愛を知った天空 その③

 空牙を継承の儀の結界陣に置いた。今回は日時や星を合わせることが出来ないため、凰鴆の力も借りることになった。

《鉄か何かないか。出来ればきんがいい》

「陰陽五行のことか。たしかに、天空は《水》の気だからな」


「これ、使えない?」

 シャワー室から出てきたアマシアが、壊れたペンダントを首から外した。月桂の制服だが、髪は濡れていた。

「アマシア、お疲れ様」

「聖明依ちゃん、鎧なしでもう平気なの?」

「ええ、このとおり。叩いてもへっちゃらよ」

 と、左胸をぽんぽんと叩いてみせた。

「良かったわ。心配してたのよ」

 あらためて制服の姿の聖明依をみると、にっこりとした。


 とっさに聖明依が身構えた。

「……あれ」

「どうしたの?」

「いつものなら『聖明依ちゃーん』と抱きついてくるのに」

「あら、言ってくれれば」

「結構です!」

「いけずねぇ、しちゃった仲なのに」

「あ、あれは⁉」

 真実が、えっえっ、とあたふたし始めた。

 アマシアははすぐに聖明依の肩を叩いて、微笑んだ。

「それは冗談として、今から命を賭けた儀式をするんですもの。そんな余裕はないわ」


 聖明依がペンダントを受け取った。既に機能停止し、発光していない。それでも、これにはかなりの量のレアメタルを使っていたはずだ。

「うん、これならきんとして依り代になれるよ」

「そう、大切なものだけど使ってね」

「いくら儀式に使うって行っても、消えてしまうわけじゃないよ?」

「あら、そうなの? てっきり生贄になるのかと」

「いやいや。これ、悪魔召喚とかじゃないから。ただ、変質はしてしまうかもね。これに宿った気を空牙に送り込むことになるから。本来は空牙だけでいいんだけどね、儀式には最悪の日取りだから」


 アマシアが背伸びをする。そして深呼吸して肩の力を抜いた。

「さあ、やりましょう」

「お姉さん、また改めてプレゼントするから」

「ありがとう。でも、サプライズのが嬉しかったかな?」

「ごめん」

「謝ることじゃないでしょ」

「うん。服を脱いで裸になって、陣の中央に寝て」

 アマシアは頷いて、言われたとおりにした。


 制服を淡々と脱ぎ始めた。胸元のホックを外していき、胸の大きさを強調していたウエスト部分も外した。そこに隠れていたファスナーを下ろすと、濃ゆいピンク色のブラが現れた。丁寧に畳んで聖明依に渡すと、次にタイトスカートのホックを外し、ゆっくりと下ろした。

 ブラのフロントホックを指でパチンと弾くと、たわわな乳房がそれを外側へ弾いた。薄い色の乳首が固くなっているのが見てわかった。やっぱり緊張は隠しきれない。ショーツを下ろすとふっくらした陰毛から、わずかに香りが立ち込めた。


「アマシア」

「せ、聖明依ちゃん?」

 アマシアを抱きしめた。若干アマシアのほうが背が高いため、胸が顎に掛かった。とても柔らかい。

 そして、震えているのがよくわかった。加減が分からないけれど、少しだけ強く腕を回してみた。

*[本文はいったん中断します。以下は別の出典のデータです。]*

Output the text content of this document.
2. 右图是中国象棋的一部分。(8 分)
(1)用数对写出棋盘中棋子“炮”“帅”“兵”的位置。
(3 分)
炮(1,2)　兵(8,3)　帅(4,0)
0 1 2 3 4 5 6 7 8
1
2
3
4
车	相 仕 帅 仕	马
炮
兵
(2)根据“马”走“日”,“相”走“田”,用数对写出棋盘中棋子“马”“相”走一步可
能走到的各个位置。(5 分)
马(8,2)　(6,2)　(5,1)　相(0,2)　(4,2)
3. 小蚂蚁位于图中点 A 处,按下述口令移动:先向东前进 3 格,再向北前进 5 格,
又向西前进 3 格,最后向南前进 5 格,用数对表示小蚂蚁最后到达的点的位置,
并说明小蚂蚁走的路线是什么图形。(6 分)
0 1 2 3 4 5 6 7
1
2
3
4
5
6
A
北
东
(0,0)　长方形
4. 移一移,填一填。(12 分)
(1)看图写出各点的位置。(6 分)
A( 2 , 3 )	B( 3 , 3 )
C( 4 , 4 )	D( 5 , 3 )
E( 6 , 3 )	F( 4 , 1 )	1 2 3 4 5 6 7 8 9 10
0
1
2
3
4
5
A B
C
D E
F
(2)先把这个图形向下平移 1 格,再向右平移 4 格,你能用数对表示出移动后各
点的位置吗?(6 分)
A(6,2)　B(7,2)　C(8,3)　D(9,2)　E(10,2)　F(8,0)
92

「私にはよくわからないけれど、こうされると安心したから」

「ありがとう。でも、もう少し力を緩めてね」

「あ、ごめん」

「それに、これ以上は決意が揺らいじゃうから……ね?」

 アマシアはゆっくりと聖明依を離して、頭を撫でた。

「アマシア、信じてるから」

「うん、ありがとう」


 アマシアが陣で横になった。術で温室や床温度を調整したから、冷たくはないはずだ。

 聖明依は真実を見て、確認をとった。

 返ってきたアイコンタクトを受けて、聖明依は手を上げた。

「これより、鬼煌帝天空継承の儀を執り行う!」

 号令とともに、結界陣が光り輝き風が渦巻いていく。